Is the model card for this correct? at 8k and bellow its a rather amazing model, so i wonder if the max context is actually 8k?
Llama 3 was only trained up to 8k, if the author of this model claims it goes further that's surprising, but I'd hope they trained it enough to support it but maybe not..
On the model card for this model it shoes vram usage for (32k) for all the different versions of this model. I assumed the 32k was the context?
Am I reading it wrong? Or is that part of the model page autogenerated and not actually showing it as supported?
It's only recently I have had a need for a context higher than 8k so it's possible I am just nit understanding the model cards correctly.
Oh that's just autogenerated and doesn't imply the model is capable of that, sorry!

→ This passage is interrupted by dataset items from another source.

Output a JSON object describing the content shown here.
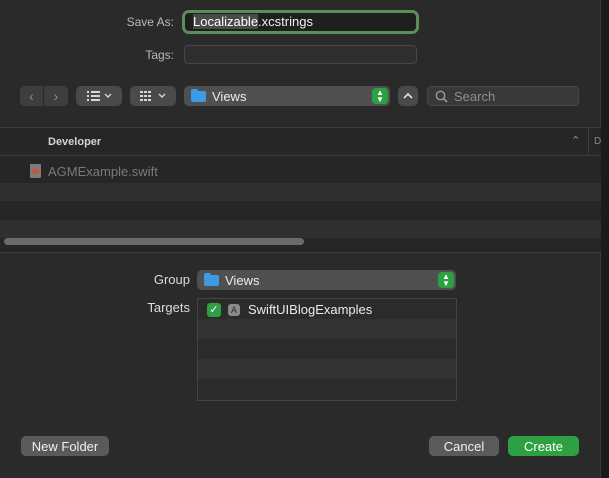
{
  "save_as": {
    "label": "Save As:",
    "name_selected": "Localizable",
    "name_ext": ".xcstrings"
  },
  "tags": {
    "label": "Tags:"
  },
  "toolbar": {
    "back_icon": "chevron-left-icon",
    "forward_icon": "chevron-right-icon",
    "list_view_icon": "list-icon",
    "grid_view_icon": "grid-icon",
    "location": "Views",
    "search_placeholder": "Search"
  },
  "browser": {
    "column_header": "Developer",
    "files": [
      {
        "name": "AGMExample.swift",
        "icon": "swift-file-icon",
        "enabled": false
      }
    ]
  },
  "group": {
    "label": "Group",
    "value": "Views"
  },
  "targets": {
    "label": "Targets",
    "items": [
      {
        "name": "SwiftUIBlogExamples",
        "checked": true,
        "icon": "app-target-icon"
      }
    ]
  },
  "buttons": {
    "new_folder": "New Folder",
    "cancel": "Cancel",
    "create": "Create"
  },
  "colors": {
    "accent_green": "#2ea043",
    "folder_blue": "#3d9be6",
    "focus_ring": "#5b8f5a"
  }
}
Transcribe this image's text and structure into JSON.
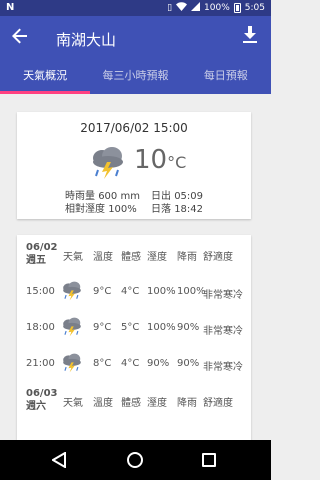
{
  "status_bar": {
    "left_icon": "N",
    "battery": "100%",
    "time": "5:05",
    "icons": [
      "vibrate-icon",
      "wifi-icon",
      "signal-icon",
      "battery-icon"
    ]
  },
  "app_bar": {
    "title": "南湖大山",
    "back_icon": "arrow-back-icon",
    "download_icon": "download-icon"
  },
  "tabs": [
    {
      "label": "天氣概況",
      "active": true
    },
    {
      "label": "每三小時預報",
      "active": false
    },
    {
      "label": "每日預報",
      "active": false
    }
  ],
  "current": {
    "datetime": "2017/06/02 15:00",
    "weather_icon": "cloud-lightning-rain-icon",
    "temperature": "10",
    "unit": "°C",
    "rain_label": "時雨量",
    "rain_value": "600",
    "rain_unit": "mm",
    "sunrise_label": "日出",
    "sunrise": "05:09",
    "humidity_label": "相對溼度",
    "humidity": "100%",
    "sunset_label": "日落",
    "sunset": "18:42"
  },
  "table": {
    "headers": [
      "天氣",
      "溫度",
      "體感",
      "溼度",
      "降雨",
      "舒適度"
    ],
    "day1": {
      "date": "06/02",
      "weekday": "週五"
    },
    "rows": [
      {
        "time": "15:00",
        "temp": "9°C",
        "feel": "4°C",
        "hum": "100%",
        "rain": "100%",
        "comfort": "非常寒冷"
      },
      {
        "time": "18:00",
        "temp": "9°C",
        "feel": "5°C",
        "hum": "100%",
        "rain": "90%",
        "comfort": "非常寒冷"
      },
      {
        "time": "21:00",
        "temp": "8°C",
        "feel": "4°C",
        "hum": "90%",
        "rain": "90%",
        "comfort": "非常寒冷"
      }
    ],
    "day2": {
      "date": "06/03",
      "weekday": "週六"
    }
  },
  "colors": {
    "primary": "#3f51b5",
    "status": "#2e3a86",
    "accent": "#ff4081"
  }
}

You can try out dolphin's mistral tune that has 32k support: https://huggingface.co/bartowski/dolphin-2.9.3-mistral-7B-32k-exl2
Np, I will bear that in mind when looking at models lol
Will take a look at the dolphin model tomorrow, I think I have used it before... though not that specific varient. looks a lower vram usage too, interesting. Cheers for the replies, and sorry for my confusion.